The story of Maine Community Health Options (MCHO) is a story of creative and dedicated Maine professionals who were willing to take a risk and try to implement a new idea. The Affordable Care Act provided the chance to develop something new and different in health insurance: a company where purchasers of health insurance also become members, and then elect other members to serve on the board of directors of their insurance company.
Kevin Lewis and Robert Hillman, two of the MCHO founders, saw an opportunity in the ACA to develop this idea. They knew what was needed to address the challenges of health care coverage for Maine citizens, and working with a group of people in Maine who shared their concerns about health care, they built MCHO on this vision of meeting Maine people’s health insurance needs in a direct and hands-on way.
Would it work? Nobody knew. When the enrollment opened last year, their goal was for 15,000 signups. By the time the dust settled at the deadline last spring, they had 40,000 signups – 83 percent of the marketplace signups in Maine. And this year, they have over 60,000 signups.

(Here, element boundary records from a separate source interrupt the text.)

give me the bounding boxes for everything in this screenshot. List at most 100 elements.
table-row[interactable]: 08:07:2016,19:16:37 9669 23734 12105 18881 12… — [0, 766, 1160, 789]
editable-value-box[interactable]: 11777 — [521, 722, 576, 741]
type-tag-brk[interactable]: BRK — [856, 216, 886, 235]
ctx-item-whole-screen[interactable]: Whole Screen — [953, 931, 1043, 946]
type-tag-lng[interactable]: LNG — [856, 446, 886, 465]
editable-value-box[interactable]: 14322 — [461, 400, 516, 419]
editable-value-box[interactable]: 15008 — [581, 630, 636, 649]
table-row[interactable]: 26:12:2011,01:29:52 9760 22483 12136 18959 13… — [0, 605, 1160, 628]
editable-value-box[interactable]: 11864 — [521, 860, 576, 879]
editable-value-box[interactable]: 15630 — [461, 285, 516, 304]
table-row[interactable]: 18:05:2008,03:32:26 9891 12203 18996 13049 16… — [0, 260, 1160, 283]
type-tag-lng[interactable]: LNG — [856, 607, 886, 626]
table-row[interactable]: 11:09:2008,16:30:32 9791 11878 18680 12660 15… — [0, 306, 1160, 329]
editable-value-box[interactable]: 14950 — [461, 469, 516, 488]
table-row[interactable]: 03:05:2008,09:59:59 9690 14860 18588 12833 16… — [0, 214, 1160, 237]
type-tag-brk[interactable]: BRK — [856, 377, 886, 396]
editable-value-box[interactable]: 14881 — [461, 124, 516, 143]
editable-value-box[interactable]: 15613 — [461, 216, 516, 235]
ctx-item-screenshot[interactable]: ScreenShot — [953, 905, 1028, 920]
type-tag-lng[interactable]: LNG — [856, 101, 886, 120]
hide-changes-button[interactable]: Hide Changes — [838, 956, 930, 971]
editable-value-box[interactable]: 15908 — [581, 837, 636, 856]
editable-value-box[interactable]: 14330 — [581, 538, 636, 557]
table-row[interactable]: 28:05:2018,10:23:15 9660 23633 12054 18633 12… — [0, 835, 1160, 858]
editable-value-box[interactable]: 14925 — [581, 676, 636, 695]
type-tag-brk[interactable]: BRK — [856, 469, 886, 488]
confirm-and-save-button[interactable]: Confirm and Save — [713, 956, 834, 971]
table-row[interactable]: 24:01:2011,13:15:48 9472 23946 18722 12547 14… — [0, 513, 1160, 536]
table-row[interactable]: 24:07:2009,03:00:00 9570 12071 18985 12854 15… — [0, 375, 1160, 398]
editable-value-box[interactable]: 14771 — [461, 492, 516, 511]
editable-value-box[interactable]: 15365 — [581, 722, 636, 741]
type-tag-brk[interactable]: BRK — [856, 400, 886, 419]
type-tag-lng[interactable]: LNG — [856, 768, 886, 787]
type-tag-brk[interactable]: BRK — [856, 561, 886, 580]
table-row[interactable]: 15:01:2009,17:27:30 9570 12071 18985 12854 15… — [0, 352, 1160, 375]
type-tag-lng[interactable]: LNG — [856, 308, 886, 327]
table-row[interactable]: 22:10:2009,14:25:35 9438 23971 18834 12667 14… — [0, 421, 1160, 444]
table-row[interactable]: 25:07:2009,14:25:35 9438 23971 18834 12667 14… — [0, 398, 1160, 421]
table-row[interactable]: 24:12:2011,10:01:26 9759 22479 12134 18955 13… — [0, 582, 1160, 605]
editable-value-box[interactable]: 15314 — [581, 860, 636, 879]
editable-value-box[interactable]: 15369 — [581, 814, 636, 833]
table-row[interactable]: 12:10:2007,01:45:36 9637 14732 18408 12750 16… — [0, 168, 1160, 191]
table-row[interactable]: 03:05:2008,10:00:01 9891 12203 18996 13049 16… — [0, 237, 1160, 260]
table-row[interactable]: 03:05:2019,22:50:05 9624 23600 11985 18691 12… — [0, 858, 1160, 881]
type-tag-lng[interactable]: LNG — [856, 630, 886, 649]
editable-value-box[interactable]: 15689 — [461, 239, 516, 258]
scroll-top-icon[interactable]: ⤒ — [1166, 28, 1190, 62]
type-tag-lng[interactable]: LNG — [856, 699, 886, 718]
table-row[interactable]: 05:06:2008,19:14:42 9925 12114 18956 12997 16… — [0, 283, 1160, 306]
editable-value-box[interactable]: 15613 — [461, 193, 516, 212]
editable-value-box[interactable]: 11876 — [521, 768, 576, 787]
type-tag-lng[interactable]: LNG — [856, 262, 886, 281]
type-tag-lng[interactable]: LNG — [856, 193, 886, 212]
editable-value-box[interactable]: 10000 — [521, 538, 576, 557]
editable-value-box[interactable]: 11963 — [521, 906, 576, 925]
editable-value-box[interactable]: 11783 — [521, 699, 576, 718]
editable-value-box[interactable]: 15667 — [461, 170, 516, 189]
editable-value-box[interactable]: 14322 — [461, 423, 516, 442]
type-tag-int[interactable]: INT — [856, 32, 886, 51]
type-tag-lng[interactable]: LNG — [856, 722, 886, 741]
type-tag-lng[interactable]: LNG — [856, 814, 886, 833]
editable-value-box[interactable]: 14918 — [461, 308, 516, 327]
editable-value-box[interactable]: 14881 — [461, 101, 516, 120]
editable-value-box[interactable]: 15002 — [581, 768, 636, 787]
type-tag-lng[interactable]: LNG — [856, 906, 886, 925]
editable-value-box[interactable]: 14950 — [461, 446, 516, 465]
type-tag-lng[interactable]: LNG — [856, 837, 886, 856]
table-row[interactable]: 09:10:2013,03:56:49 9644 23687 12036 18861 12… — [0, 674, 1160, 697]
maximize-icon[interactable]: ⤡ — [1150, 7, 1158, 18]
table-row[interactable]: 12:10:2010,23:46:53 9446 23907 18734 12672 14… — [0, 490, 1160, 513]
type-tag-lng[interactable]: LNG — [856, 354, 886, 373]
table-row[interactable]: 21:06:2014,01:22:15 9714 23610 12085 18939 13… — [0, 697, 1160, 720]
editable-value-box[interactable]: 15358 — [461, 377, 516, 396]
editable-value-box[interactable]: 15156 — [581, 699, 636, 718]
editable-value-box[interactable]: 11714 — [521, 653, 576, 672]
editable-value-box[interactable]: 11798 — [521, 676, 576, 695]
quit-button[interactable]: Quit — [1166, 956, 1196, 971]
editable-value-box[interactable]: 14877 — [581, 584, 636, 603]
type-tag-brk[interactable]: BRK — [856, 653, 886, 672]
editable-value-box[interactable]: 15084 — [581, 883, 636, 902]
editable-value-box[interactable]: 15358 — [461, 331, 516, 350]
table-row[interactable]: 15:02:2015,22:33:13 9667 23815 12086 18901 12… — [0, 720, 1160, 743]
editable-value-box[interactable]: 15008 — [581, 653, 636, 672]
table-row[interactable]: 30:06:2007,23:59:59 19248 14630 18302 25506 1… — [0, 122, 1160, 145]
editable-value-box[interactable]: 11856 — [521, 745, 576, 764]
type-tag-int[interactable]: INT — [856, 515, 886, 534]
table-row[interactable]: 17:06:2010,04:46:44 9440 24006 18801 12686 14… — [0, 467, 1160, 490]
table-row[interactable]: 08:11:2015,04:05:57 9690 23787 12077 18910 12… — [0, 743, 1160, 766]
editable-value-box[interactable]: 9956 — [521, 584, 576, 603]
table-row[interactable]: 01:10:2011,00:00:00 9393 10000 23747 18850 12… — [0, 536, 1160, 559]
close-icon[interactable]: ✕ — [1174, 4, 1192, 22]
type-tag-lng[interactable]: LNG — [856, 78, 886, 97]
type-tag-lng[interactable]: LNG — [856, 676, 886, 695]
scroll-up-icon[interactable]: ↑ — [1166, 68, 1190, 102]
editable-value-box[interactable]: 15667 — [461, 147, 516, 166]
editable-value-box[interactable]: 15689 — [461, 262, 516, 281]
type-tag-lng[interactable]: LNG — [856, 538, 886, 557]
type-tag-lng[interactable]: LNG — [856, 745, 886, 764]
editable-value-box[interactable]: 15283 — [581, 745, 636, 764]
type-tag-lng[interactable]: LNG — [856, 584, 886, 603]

The explosion of signups from zero to 60,000 is a jobs story as well. MCHO now employs over 130 people and has even contracted with a local call center in Maine to provide additional customer support during this enrollment period. And even their chosen location is a good-news story. They’re in an old Lewiston textile mill, which is now humming again with activity, new jobs, and people supporting their families.
It is also a story of local control. MCHO held elections for the board – a board that has to be made up of 51 percent of actual MCHO members. In other words, the people who use the products, who buy the health insurance, are actually making decisions about how those products should be designed – and they’re responsible to the folks who elect them.
The structure of the organization is only part of the story. They are also focused on the business of health – individual health, community health, and prevention. They have a chronic illness support program and a tobacco cessation program, which are both designed to make it easier and cheaper for members to manage chronic care or stop smoking. And preventive measures like these are how we’re going to save money in the healthcare system.
And what has MCHO done for its members’ rates? The group has reduced its already competitive rates by 1 percent this year, and that competitive pressure, some believe, has also brought pressure to reduce rates for other providers and other carriers in Maine.
This is a great story. This is people that saw an opportunity created by the Affordable Care Act to start a new kind of health insurance company – one that’s owned and run by its members, delivering quality health care and insurance coverage, helping to control costs, and perhaps most importantly, taking an active role in assisting its members in improving their own health.
Better health coverage, better health, at a lower cost – what’s not to like about that formula?